Notre Dame Coach Mike Brey also speaks highly of the 45-year-old graduate of Washington’s Archbishop Carroll High School. Brey played for the Colonials in 1981-82.

“I think he is one of the prime young teachers in the college game, somebody who really understands the Washington, D.C., area and GW’s place in it,” Brey said in a statement. “Quite simply, he’s the kind of coach you’d want your own son or daughter to play for.”

One of the most successful coaches in the nation, Lonergan enters the 2011-12 season with a career record of 377-156 (.707). He’s averaging more than 20 wins and less than nine losses.

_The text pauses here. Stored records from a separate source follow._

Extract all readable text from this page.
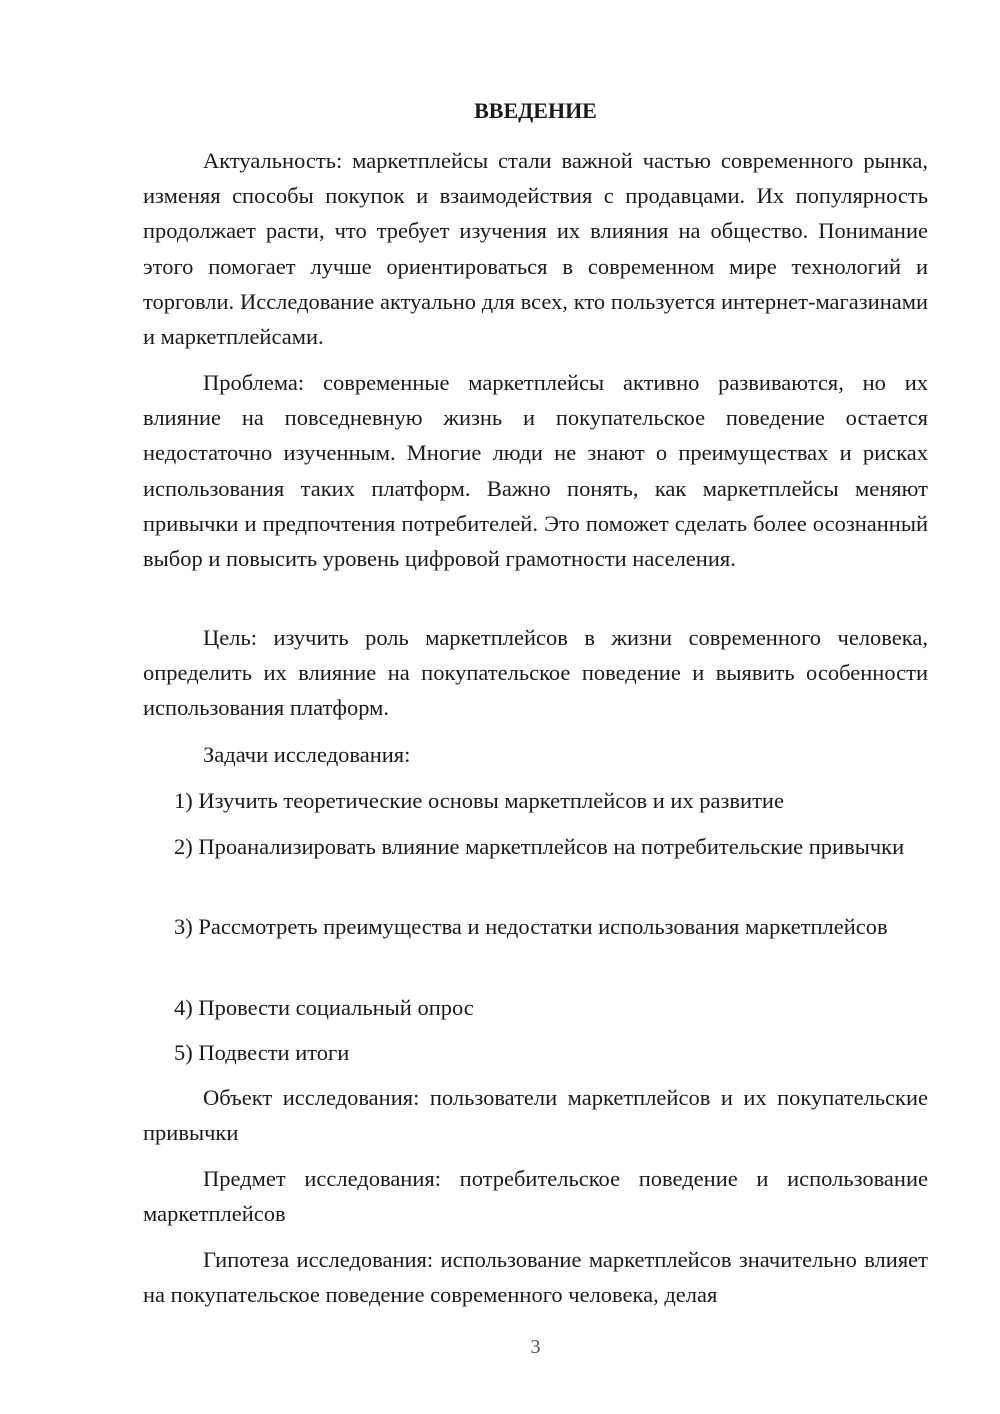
ВВЕДЕНИЕ

Актуальность: маркетплейсы стали важной частью современного рынка, изменяя способы покупок и взаимодействия с продавцами. Их популярность продолжает расти, что требует изучения их влияния на общество. Понимание этого помогает лучше ориентироваться в современном мире технологий и торговли. Исследование актуально для всех, кто пользуется интернет-магазинами и маркетплейсами.

Проблема: современные маркетплейсы активно развиваются, но их влияние на повседневную жизнь и покупательское поведение остается недостаточно изученным. Многие люди не знают о преимуществах и рисках использования таких платформ. Важно понять, как маркетплейсы меняют привычки и предпочтения потребителей. Это поможет сделать более осознанный выбор и повысить уровень цифровой грамотности населения.

Цель: изучить роль маркетплейсов в жизни современного человека, определить их влияние на покупательское поведение и выявить особенности использования платформ.

Задачи исследования:

1) Изучить теоретические основы маркетплейсов и их развитие

2) Проанализировать влияние маркетплейсов на потребительские привычки

3) Рассмотреть преимущества и недостатки использования маркетплейсов

4) Провести социальный опрос

5) Подвести итоги

Объект исследования: пользователи маркетплейсов и их покупательские привычки

Предмет исследования: потребительское поведение и использование маркетплейсов

Гипотеза исследования: использование маркетплейсов значительно влияет на покупательское поведение современного человека, делая

3
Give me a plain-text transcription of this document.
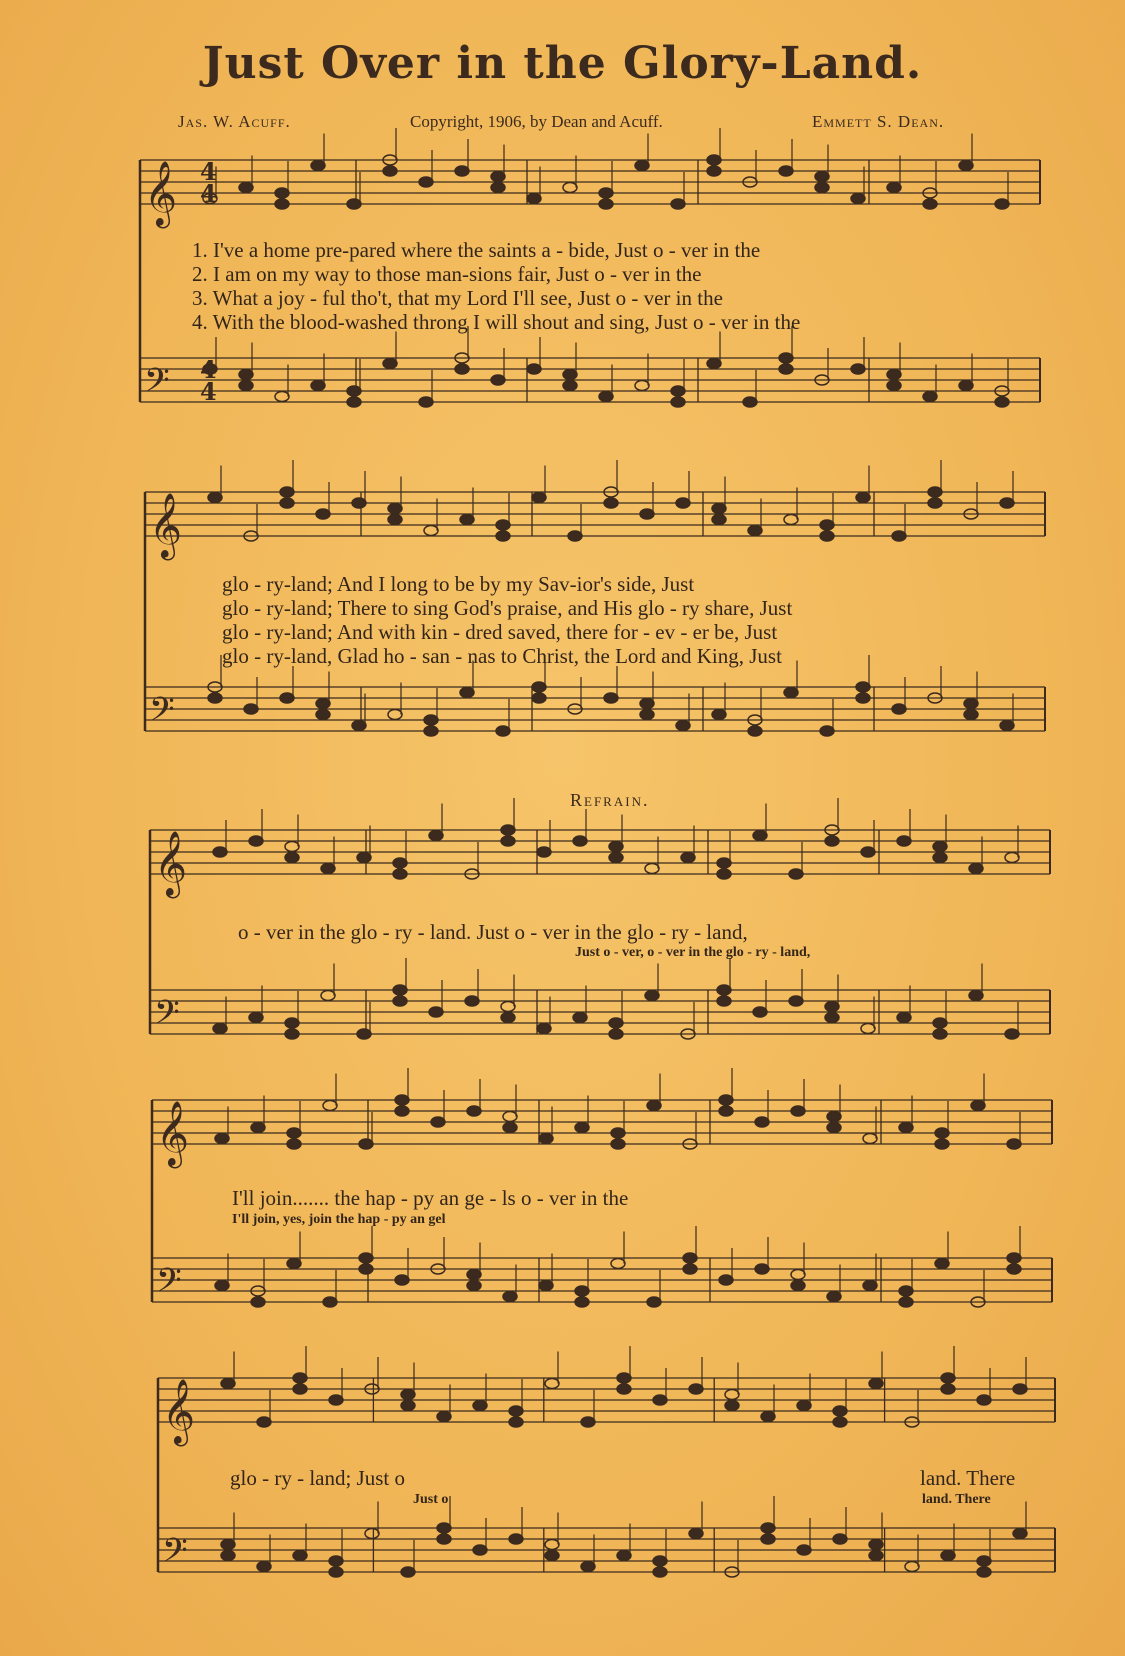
Just Over in the Glory-Land.
Jas. W. Acuff.	Copyright, 1906, by Dean and Acuff.	Emmett S. Dean.
𝄞
𝄢
𝄞
𝄢
𝄞
𝄢
𝄞
𝄢
𝄞
𝄢
4
4
4
4
1. I've a home pre-pared where the saints a - bide, Just o - ver in the
2. I am on my way to those man-sions fair, Just o - ver in the
3. What a joy - ful tho't, that my Lord I'll see, Just o - ver in the
4. With the blood-washed throng I will shout and sing, Just o - ver in the
glo - ry-land; And I long to be by my Sav-ior's side, Just
glo - ry-land; There to sing God's praise, and His glo - ry share, Just
glo - ry-land; And with kin - dred saved, there for - ev - er be, Just
glo - ry-land, Glad ho - san - nas to Christ, the Lord and King, Just
Refrain.
o - ver in the glo - ry - land. Just o - ver in the glo - ry - land,
Just o - ver, o - ver in the glo - ry - land,
I'll join....... the hap - py an ge - ls o - ver in the
I'll join, yes, join the hap - py an gel
glo - ry - land; Just o	land. There
Just o	land. There
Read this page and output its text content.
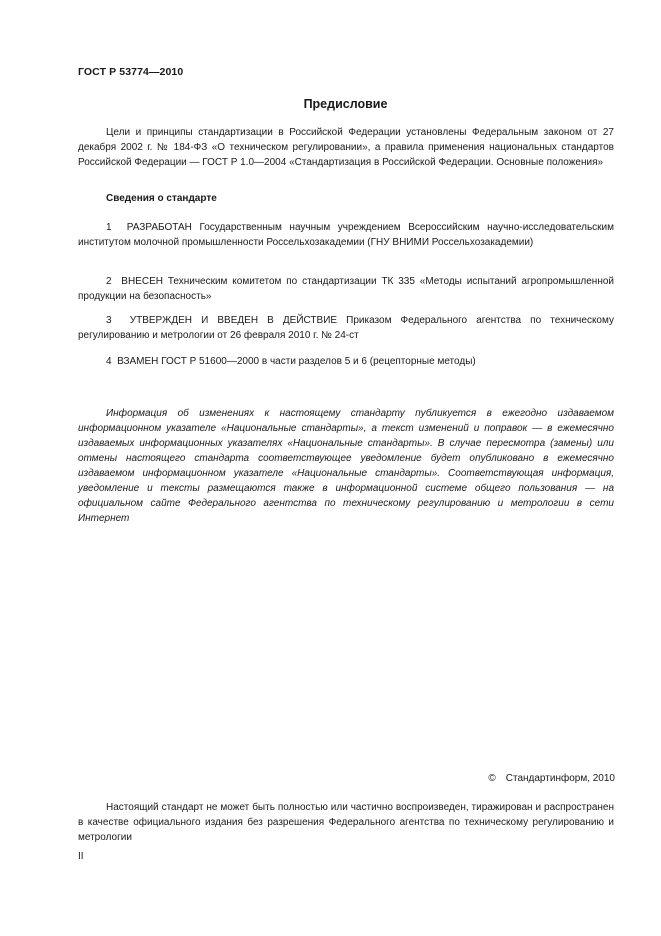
ГОСТ Р 53774—2010
Предисловие

Цели и принципы стандартизации в Российской Федерации установлены Федеральным законом от 27 декабря 2002 г. № 184-ФЗ «О техническом регулировании», а правила применения национальных стандартов Российской Федерации — ГОСТ Р 1.0—2004 «Стандартизация в Российской Федерации. Основные положения»

Сведения о стандарте

1 РАЗРАБОТАН Государственным научным учреждением Всероссийским научно-исследовательским институтом молочной промышленности Россельхозакадемии (ГНУ ВНИМИ Россельхозакадемии)

2 ВНЕСЕН Техническим комитетом по стандартизации ТК 335 «Методы испытаний агропромышленной продукции на безопасность»

3 УТВЕРЖДЕН И ВВЕДЕН В ДЕЙСТВИЕ Приказом Федерального агентства по техническому регулированию и метрологии от 26 февраля 2010 г. № 24-ст

4 ВЗАМЕН ГОСТ Р 51600—2000 в части разделов 5 и 6 (рецепторные методы)

Информация об изменениях к настоящему стандарту публикуется в ежегодно издаваемом информационном указателе «Национальные стандарты», а текст изменений и поправок — в ежемесячно издаваемых информационных указателях «Национальные стандарты». В случае пересмотра (замены) или отмены настоящего стандарта соответствующее уведомление будет опубликовано в ежемесячно издаваемом информационном указателе «Национальные стандарты». Соответствующая информация, уведомление и тексты размещаются также в информационной системе общего пользования — на официальном сайте Федерального агентства по техническому регулированию и метрологии в сети Интернет

© Стандартинформ, 2010

Настоящий стандарт не может быть полностью или частично воспроизведен, тиражирован и распространен в качестве официального издания без разрешения Федерального агентства по техническому регулированию и метрологии

II
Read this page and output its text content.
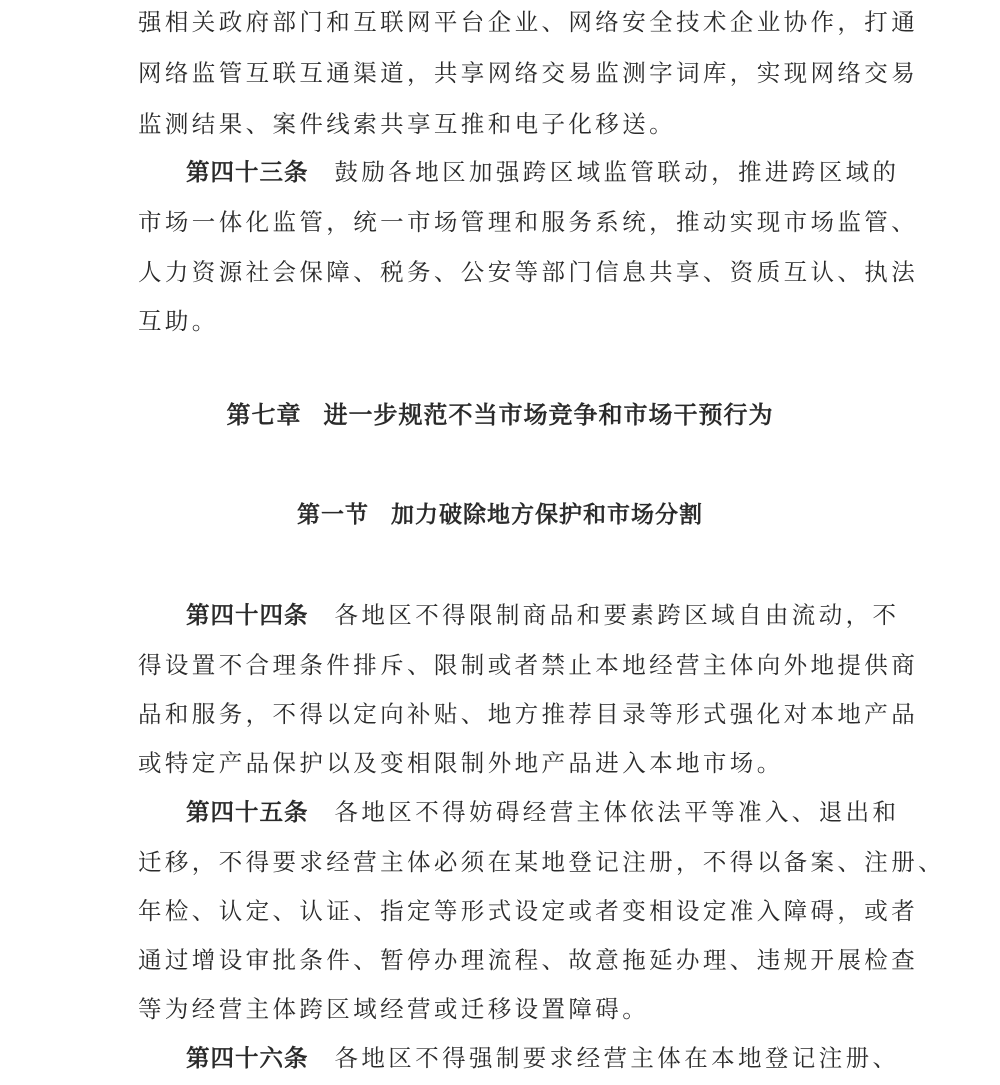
强相关政府部门和互联网平台企业、网络安全技术企业协作，打通
网络监管互联互通渠道，共享网络交易监测字词库，实现网络交易
监测结果、案件线索共享互推和电子化移送。
第四十三条 鼓励各地区加强跨区域监管联动，推进跨区域的
市场一体化监管，统一市场管理和服务系统，推动实现市场监管、
人力资源社会保障、税务、公安等部门信息共享、资质互认、执法
互助。
第七章 进一步规范不当市场竞争和市场干预行为
第一节 加力破除地方保护和市场分割
第四十四条 各地区不得限制商品和要素跨区域自由流动，不
得设置不合理条件排斥、限制或者禁止本地经营主体向外地提供商
品和服务，不得以定向补贴、地方推荐目录等形式强化对本地产品
或特定产品保护以及变相限制外地产品进入本地市场。
第四十五条 各地区不得妨碍经营主体依法平等准入、退出和
迁移，不得要求经营主体必须在某地登记注册，不得以备案、注册、
年检、认定、认证、指定等形式设定或者变相设定准入障碍，或者
通过增设审批条件、暂停办理流程、故意拖延办理、违规开展检查
等为经营主体跨区域经营或迁移设置障碍。
第四十六条 各地区不得强制要求经营主体在本地登记注册、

Now in his 24th year as a college basketball coach, he posted a 126-68 record in six seasons (2005-11) at Vermont. His .649 winning percentage is highest in school history. The Cats’ 69-27 (.719) America East Conference mark was tops in the league from 2005 on.

Lonergan guided UVM to four postseason appearances, three regular-season titles and one conference tournament championship. His team’s appearance in the 2010 NCAA Tournament was his first at the Division I level. His final team at Vermont finished 23-9 and made its second appearance in the National Invitation Tournament. Lonergan averaged 21 wins a year at UVM.

He thanked Vermont Athletic Director Dr. Robert Corran for hiring him in 2005.

“He took a chance on a guy to follow a tough situation [and popular coach Tom Brennan],” Lonergan said. “We inherited the least experienced team in the nation and he really supported me. The fans were great and all the players were great. We are really going to miss them.

“It was a great six years for my family, and I’ll always appreciate what Vermont did for me.”

Before Lonergan was hired last week, he had to meet with George Washington President Steve Knapp.

“When I had the opportunity to meet Coach Lonergan and speak with him firsthand,” Knapp said, “I was really impressed by his integrity and his commitment to the student-athletes he leads.”

Despite his strong ties to high school coaches up and down the East Coast, Lonergan said he and his staff – which he has yet to assemble – will look everywhere to uncover players willing to buy into his winning philosophy.

“We will recruit locally, nationally and internationally,” he said.